How can we reach America’s youngest and least experienced drivers? Just look in the mirror.
Teenagers may crave independence, but safety research by Toyota and the University of Michigan Transportation Research Institute (UMTRI) shows that parents are the leading influence on how their teens will drive. Not peers, not celebrities – parents. Our children watch us from the start. At Toyota, we like to say that a driver’s education begins the day Mom and Dad turn that infant seat around to face forward. If parents have safe driving habits, they can be hopeful that their children will too – and we can use the power of advertising to help.
We brought Toyota’s efforts together in TeenDrive365, a holistic program that approaches young drivers’ safety from all angles. TeenDrive365 features online tools, expert advice, social media elements, videos, a distracted driving simulator that is taken on tour to events across the country, and much more.
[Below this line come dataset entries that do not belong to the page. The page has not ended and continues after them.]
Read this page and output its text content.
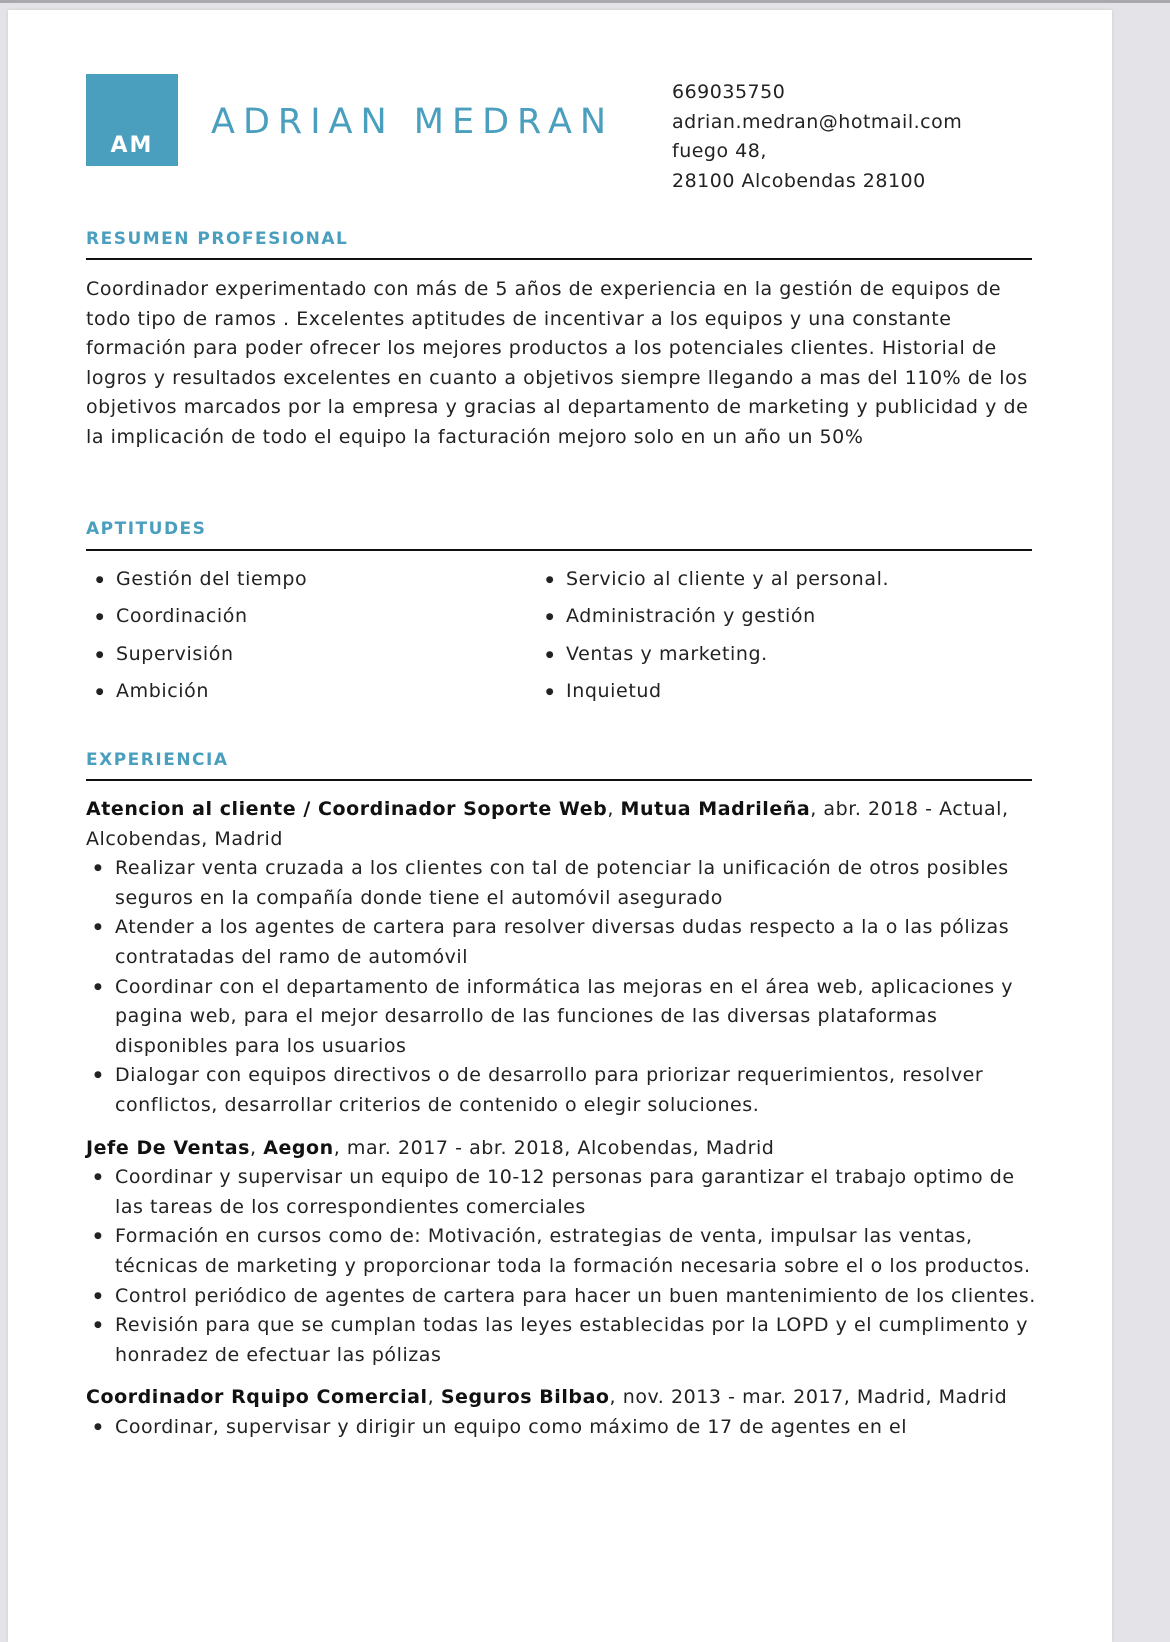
AM
ADRIAN MEDRAN
669035750
adrian.medran@hotmail.com
fuego 48,
28100 Alcobendas 28100
RESUMEN PROFESIONAL
Coordinador experimentado con más de 5 años de experiencia en la gestión de equipos de todo tipo de ramos . Excelentes aptitudes de incentivar a los equipos y una constante formación para poder ofrecer los mejores productos a los potenciales clientes. Historial de logros y resultados excelentes en cuanto a objetivos siempre llegando a mas del 110% de los objetivos marcados por la empresa y gracias al departamento de marketing y publicidad y de la implicación de todo el equipo la facturación mejoro solo en un año un 50%
APTITUDES
●Gestión del tiempo
●Coordinación
●Supervisión
●Ambición
●Servicio al cliente y al personal.
●Administración y gestión
●Ventas y marketing.
●Inquietud
EXPERIENCIA
Atencion al cliente / Coordinador Soporte Web, Mutua Madrileña, abr. 2018 - Actual, Alcobendas, Madrid
● Realizar venta cruzada a los clientes con tal de potenciar la unificación de otros posibles seguros en la compañía donde tiene el automóvil asegurado
● Atender a los agentes de cartera para resolver diversas dudas respecto a la o las pólizas contratadas del ramo de automóvil
● Coordinar con el departamento de informática las mejoras en el área web, aplicaciones y pagina web, para el mejor desarrollo de las funciones de las diversas plataformas disponibles para los usuarios
● Dialogar con equipos directivos o de desarrollo para priorizar requerimientos, resolver conflictos, desarrollar criterios de contenido o elegir soluciones.
Jefe De Ventas, Aegon, mar. 2017 - abr. 2018, Alcobendas, Madrid
● Coordinar y supervisar un equipo de 10-12 personas para garantizar el trabajo optimo de las tareas de los correspondientes comerciales
● Formación en cursos como de: Motivación, estrategias de venta, impulsar las ventas, técnicas de marketing y proporcionar toda la formación necesaria sobre el o los productos.
● Control periódico de agentes de cartera para hacer un buen mantenimiento de los clientes.
● Revisión para que se cumplan todas las leyes establecidas por la LOPD y el cumplimento y honradez de efectuar las pólizas
Coordinador Rquipo Comercial, Seguros Bilbao, nov. 2013 - mar. 2017, Madrid, Madrid
● Coordinar, supervisar y dirigir un equipo como máximo de 17 de agentes en el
To cut through in a space filled with frightening messages, we decided a bit of levity might be a healthy antidote. Here’s an example: a 30-second PSA we posted on the TeenDrive365 website and elsewhere. You’re at a meeting of “Parents Who Drive Bad Anonymous.” Take a look.
We also featured “Swapping Seats” – a video series in which we invited parents to show off their best driving behavior, and then put their teens behind the wheel to find out what messages Mom or Dad were really sending. And a big favorite on social media has been “Decoded Tips,” a series of pictograms to remind people of basic safety messages in surprisingly challenging ways. Can you decipher this one?
(If you’re having trouble, sound it out. It says, “Leafy roads can be slippery.”)
Our efforts are grounded in what we’ve learned from Toyota’s Collaborative Safety Research Center, which works with leading universities and research hospitals on auto safety research, including projects designed to better understand how to keep teen drivers safe.
The numbers are sobering. Our research with the Michigan team found teenagers admitting to some risky behavior:
- 54 percent reported using a hand-held cellphone while driving.
- 30 percent read a text or email once or more every time they drove.
- 24 percent responded to a text or email once or more every time they drove.
We were inspired by the reaction to TeenDrive365. More than a million people have visited the TeenDrive365 website in the year since it launched, and more than 20,000 have taken Toyota’s safe driving pledge.
This is testimony to the power of compelling stories used to deliver an important message for social good. While digital media have transformed communications, these are fundamentals that never change.